2015 Version of the HYPR Key had all too many limitations and was far outside of the business objectives this product had.

It was too long, sharp corners, coin cell battery that did not keep charge for too long, and the finger print area proved to be way too wide and with little feedback if the user places the finger in the right reader area or not, which led to a lot of misreads and failed enrollments and authentications.

This was discovered during the first user-test that I ran to simply understand if there is anything wrong with the current design, which ultimately convinced the stakeholders that we must completely redesign the form-factor of the product.

We worked with our industrial design vendor to provide us with the craziest ideas possible so we could test them out.

And we did, we invited a dozen random individuals from outside our company and we asked each participant to hold the different pieces and tell us what they feel, is it comfortable, is it too big, too small, what do they think this is and might be used for, etc.

That helped us identify the form that we would be pursuing as the next form factor of HYPR Key.

But we didn’t stop there…

Behavior & Comfort

When we solidified the shape and somewhat of an idea of what this device is going to look like, I decided to test other key factors of the device and that would be Behavior - how people behave with it and once given how would they hold it, and of course the comfort of the device, but not only the device, the fingerprint well as was also highly important for me to understand, as this would be major contributor to comfort level of the key.

I devised a plan to run a Guerilla style research, and the plan was as follows:

1. 3D print 3 samples of the exact same blank pink piece of plastic with different depth of the finger well for the fingerprint scanner to be at:

• #1 - 1.3 mm depth

• #2 - 1.7 mm depth

• #3 - 2.2 mm depth

2. Get $20 in singles

3. Go out to Herald Square and offer $1 to passers-by, whoever agrees to take the dollar, give them the dollar and ask to hold the 3 different models, for them to tell you which one feels more comfortable.

4. Take a picture of each participant holding the model to see HOW they are holding it without knowing what this is and how they supposed to hold it.

Usability

By this point, we have learned a lot!
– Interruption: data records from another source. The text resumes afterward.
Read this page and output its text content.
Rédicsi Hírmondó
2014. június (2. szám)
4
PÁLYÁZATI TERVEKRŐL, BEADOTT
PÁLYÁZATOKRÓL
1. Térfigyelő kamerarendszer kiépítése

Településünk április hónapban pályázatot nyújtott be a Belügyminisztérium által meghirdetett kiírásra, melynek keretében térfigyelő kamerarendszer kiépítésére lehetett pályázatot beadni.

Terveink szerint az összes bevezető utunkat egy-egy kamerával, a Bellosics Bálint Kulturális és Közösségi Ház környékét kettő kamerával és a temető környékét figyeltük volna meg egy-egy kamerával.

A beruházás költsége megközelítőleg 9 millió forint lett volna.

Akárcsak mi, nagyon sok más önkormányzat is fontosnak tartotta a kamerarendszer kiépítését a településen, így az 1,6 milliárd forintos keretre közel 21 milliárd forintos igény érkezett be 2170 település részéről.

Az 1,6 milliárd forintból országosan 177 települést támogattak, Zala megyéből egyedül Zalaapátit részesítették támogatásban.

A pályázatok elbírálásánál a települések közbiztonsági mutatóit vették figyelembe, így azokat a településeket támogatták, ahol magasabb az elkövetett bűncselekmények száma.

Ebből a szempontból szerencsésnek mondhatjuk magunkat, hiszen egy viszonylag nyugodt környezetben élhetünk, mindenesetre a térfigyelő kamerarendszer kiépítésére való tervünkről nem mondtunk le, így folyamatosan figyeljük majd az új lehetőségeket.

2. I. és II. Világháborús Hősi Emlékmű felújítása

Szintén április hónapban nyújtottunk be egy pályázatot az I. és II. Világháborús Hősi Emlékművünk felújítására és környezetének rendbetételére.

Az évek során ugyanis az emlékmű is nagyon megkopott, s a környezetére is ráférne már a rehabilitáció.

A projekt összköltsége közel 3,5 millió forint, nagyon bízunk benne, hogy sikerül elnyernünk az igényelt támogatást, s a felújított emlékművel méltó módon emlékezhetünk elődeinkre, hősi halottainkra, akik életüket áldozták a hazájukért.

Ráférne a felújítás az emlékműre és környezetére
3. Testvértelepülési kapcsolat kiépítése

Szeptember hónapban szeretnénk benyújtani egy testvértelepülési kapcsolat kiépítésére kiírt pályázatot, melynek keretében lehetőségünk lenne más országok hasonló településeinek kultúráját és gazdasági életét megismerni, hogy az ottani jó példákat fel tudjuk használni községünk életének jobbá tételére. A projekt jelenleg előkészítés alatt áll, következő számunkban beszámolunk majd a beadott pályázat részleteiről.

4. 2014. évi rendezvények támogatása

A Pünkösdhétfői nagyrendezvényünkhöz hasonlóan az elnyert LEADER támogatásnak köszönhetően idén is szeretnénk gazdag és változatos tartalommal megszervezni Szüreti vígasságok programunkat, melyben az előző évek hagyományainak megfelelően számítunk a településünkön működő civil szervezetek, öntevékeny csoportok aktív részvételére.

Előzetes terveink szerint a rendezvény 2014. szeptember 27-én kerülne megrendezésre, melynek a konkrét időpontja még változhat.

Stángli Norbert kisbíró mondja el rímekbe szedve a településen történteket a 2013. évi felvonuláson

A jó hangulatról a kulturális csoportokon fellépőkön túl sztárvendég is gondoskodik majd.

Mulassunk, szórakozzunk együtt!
We learned which form-factor would be preferred by users, we also learned that most users would a. understand how to hold the device with zero instructions, and b. what is the depth of the fingerprint well we need to make for optimal comfort and fingerprint scanner readability.
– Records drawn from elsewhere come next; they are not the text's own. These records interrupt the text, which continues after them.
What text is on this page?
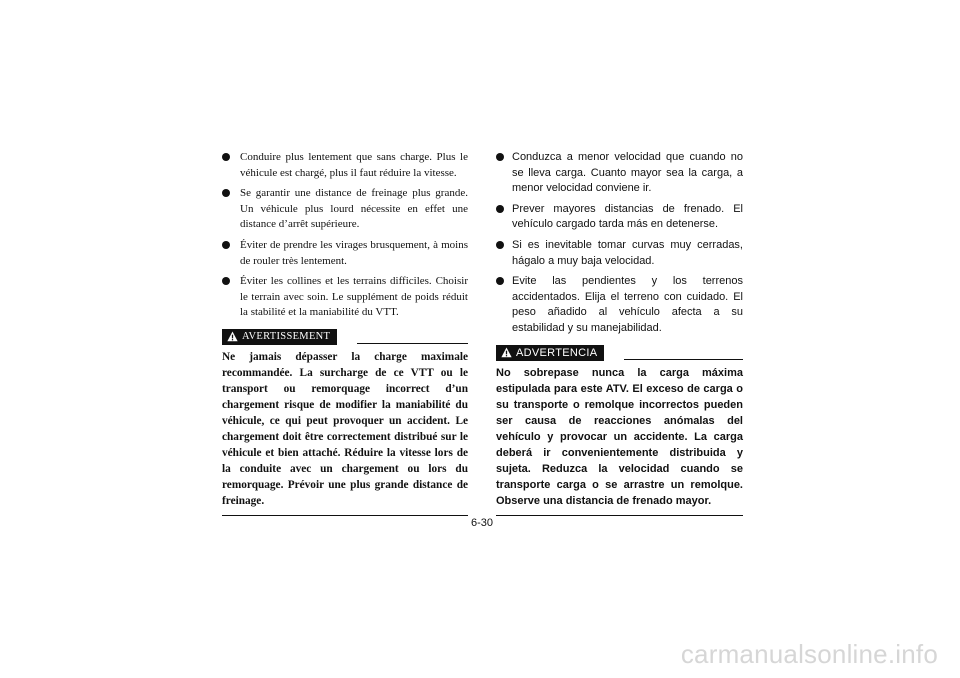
Conduire plus lentement que sans charge. Plus le véhicule est chargé, plus il faut réduire la vitesse.

Se garantir une distance de freinage plus grande. Un véhicule plus lourd nécessite en effet une distance d’arrêt supérieure.

Éviter de prendre les virages brusquement, à moins de rouler très lentement.

Éviter les collines et les terrains difficiles. Choisir le terrain avec soin. Le supplément de poids réduit la stabilité et la maniabilité du VTT.

AVERTISSEMENT

Ne jamais dépasser la charge maximale recommandée. La surcharge de ce VTT ou le transport ou remorquage incorrect d’un chargement risque de modifier la maniabilité du véhicule, ce qui peut provoquer un accident. Le chargement doit être correctement distribué sur le véhicule et bien attaché. Réduire la vitesse lors de la conduite avec un chargement ou lors du remorquage. Prévoir une plus grande distance de freinage.

Conduzca a menor velocidad que cuando no se lleva carga. Cuanto mayor sea la carga, a menor velocidad conviene ir.

Prever mayores distancias de frenado. El vehículo cargado tarda más en detenerse.

Si es inevitable tomar curvas muy cerradas, hágalo a muy baja velocidad.

Evite las pendientes y los terrenos accidentados. Elija el terreno con cuidado. El peso añadido al vehículo afecta a su estabilidad y su manejabilidad.

ADVERTENCIA

No sobrepase nunca la carga máxima estipulada para este ATV. El exceso de carga o su transporte o remolque incorrectos pueden ser causa de reacciones anómalas del vehículo y provocar un accidente. La carga deberá ir convenientemente distribuida y sujeta. Reduzca la velocidad cuando se transporte carga o se arrastre un remolque. Observe una distancia de frenado mayor.

6-30
carmanualsonline.info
The industrial design vendor and our hardware team now had enough data to get to work and produce a prototype that per my testing milestones, needed to undergo actual usability tests, to make sure that we not only nailed the form-factor, behavior, and comfort but also made it simple and easily learnable interaction for enrollment and usage.
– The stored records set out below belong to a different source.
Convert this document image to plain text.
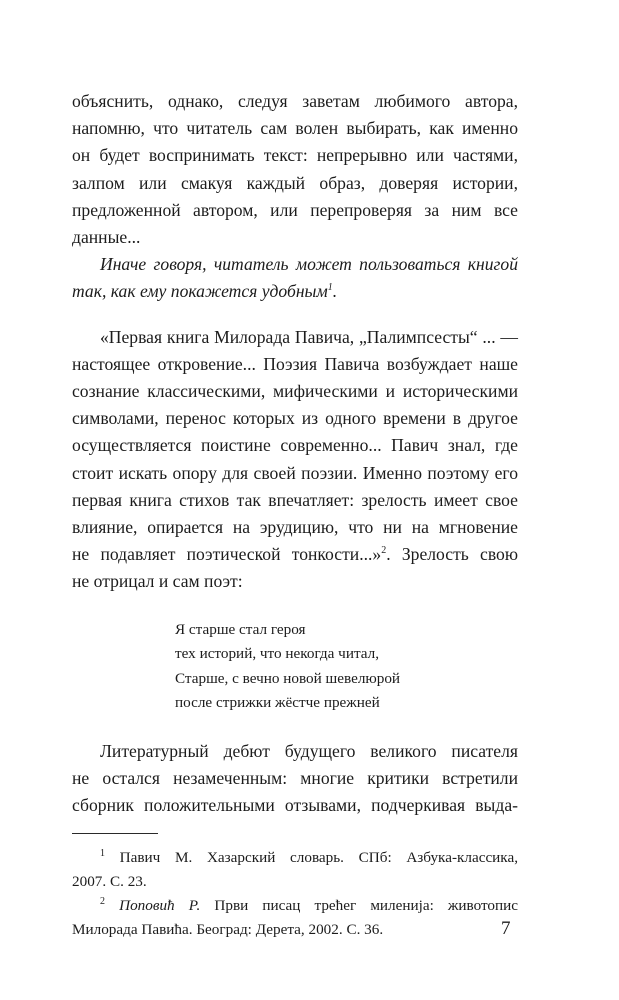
объяснить, однако, следуя заветам любимого автора,
напомню, что читатель сам волен выбирать, как именно
он будет воспринимать текст: непрерывно или частями,
залпом или смакуя каждый образ, доверяя истории,
предложенной автором, или перепроверяя за ним все
данные...

Иначе говоря, читатель может пользоваться книгой
так, как ему покажется удобным$^1$.

«Первая книга Милорада Павича, „Палимпсесты“ ... —
настоящее откровение... Поэзия Павича возбуждает наше
сознание классическими, мифическими и историческими
символами, перенос которых из одного времени в другое
осуществляется поистине современно... Павич знал, где
стоит искать опору для своей поэзии. Именно поэтому его
первая книга стихов так впечатляет: зрелость имеет свое
влияние, опирается на эрудицию, что ни на мгновение
не подавляет поэтической тонкости...»$^2$. Зрелость свою
не отрицал и сам поэт:

Я старше стал героя
тех историй, что некогда читал,
Старше, с вечно новой шевелюрой
после стрижки жёстче прежней

Литературный дебют будущего великого писателя
не остался незамеченным: многие критики встретили
сборник положительными отзывами, подчеркивая выда-

$^1$ Павич М. Хазарский словарь. СПб: Азбука-классика,
2007. С. 23.
$^2$ Поповић Р. Први писац трећег миленија: животопис
Милорада Павића. Београд: Дерета, 2002. С. 36.	7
Working with the outside industrial design vendors we explored some more options of the form factor and settled on a half-rounded plastic bottom body with a flat polished gorilla-glass covered top part with fingerprint well and an LED light indicator, the device also contained an index-finger indentation underneath the fingerprint area, this kind of design solved for most of our needs.

• Keeping the rounded shape form-factor that proved to be successful in our tests.

• Having the rounded “belly” like addition made it more comfortable to hold and provide space to house the battery.

• Slimmer index-finger area allowed a continuation of the board in the housing and a slimmer area of the key for a comfortable press with the thumb while supporting it with the index finger.

Once we produced the functional MVP prototype with this design, we started rounds of user-tests.